April Wall, MD1, Tzu-Hao Lee, MD2, Brian Sullivan, MD, MHS1; 1Duke University Medical Center, Durham, NC; 2Duke University School of Medicine, Durham VA Medical Center, Durham, NC
Introduction: Prostate cancer is the second most commonly diagnosed cancer in men worldwide. Despite the anatomic proximity, rectosigmoid involvement of prostate adenocarcinoma is rare. We present a case of metastatic prostate cancer diagnosed on rectosigmoid biopsies in a patient presenting with diarrhea and fecal urgency.
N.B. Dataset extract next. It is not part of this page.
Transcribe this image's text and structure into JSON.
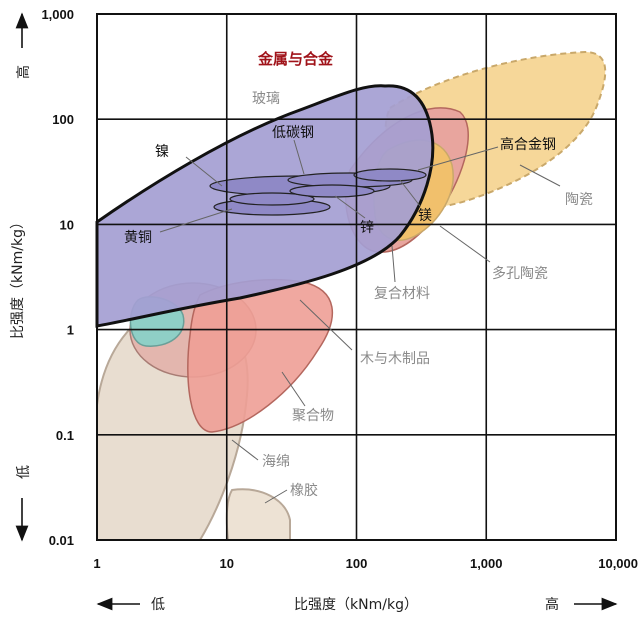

Methods: A 76-year-old male presented to clinic for evaluation of non-bloody diarrhea with associated fecal urgency. His medical history was significant for prostate adenocarcinoma diagnosed and treated nine years ago with prostatectomy, radiation, and androgen deprivation therapy (ADT). On current presentation, labs showed a normal complete blood cell count, TSH, and tissue transglutaminase IgA. Stool studies were negative for gastrointestinal pathogens. A colonoscopy was performed which demonstrated a normal terminal ileum, sigmoid diverticulosis, and mild radiation proctitis. Random colon biopsies showed changes consistent with collagenous colitis. Treatment for collagenous colitis was initiated, however, three months later the patient continued to have diarrhea as well as new onset abdominal pain, nausea, vomiting, and weight loss. Imaging showed sigmoid colon wall thickening, an ill-defined soft tissue mass in the pelvis, and lymphadenopathy. Flexible sigmoidoscopy revealed congested and erythematous mucosa beginning at 10cm from the anal verge with multiple clean based ulcerations. Targeted biopsies revealed a population of keratin positive cells with limited differentiation and positive PSA staining consistent with poorly differentiated adenocarcinoma of prostate origin, likely from lymphangitic spread. The patient was diagnosed with metastatic castrate-resistant prostate adenocarcinoma and started on ADT. Discussion: Rectosigmoid involvement by prostate adenocarcinoma is rare and review of available literature suggests at least three potential routes of involvement including direct invasion through Denonvilliers’ fascia, lymphatic metastasis, and implantation after transrectal biopsy. Rectosigmoid involvement of prostate adenocarcinoma may present with symptoms including change in bowel habits, rectal urgency, lower gastrointestinal bleeding, and pelvic pain. The case presented here emphasizes the importance of including prostate adenocarcinoma on the differential diagnosis in men presenting with lower gastrointestinal symptoms and abnormal rectosigmoid mucosa on colonoscopy, especially in patients older than 65 years or with a history of prostate adenocarcinoma.
Congested and erythematous mucosa starting approximately 10 cm from the anal verge.
Rectosigmoid ulcerations with surrounding erythematous mucosa.
Ill-defined soft tissue mass in the peri-rectal region with lymphadenopathy.
Disclosures: April Wall indicated no relevant financial relationships. Tzu-Hao Lee indicated no relevant financial relationships. Brian Sullivan indicated no relevant financial relationships.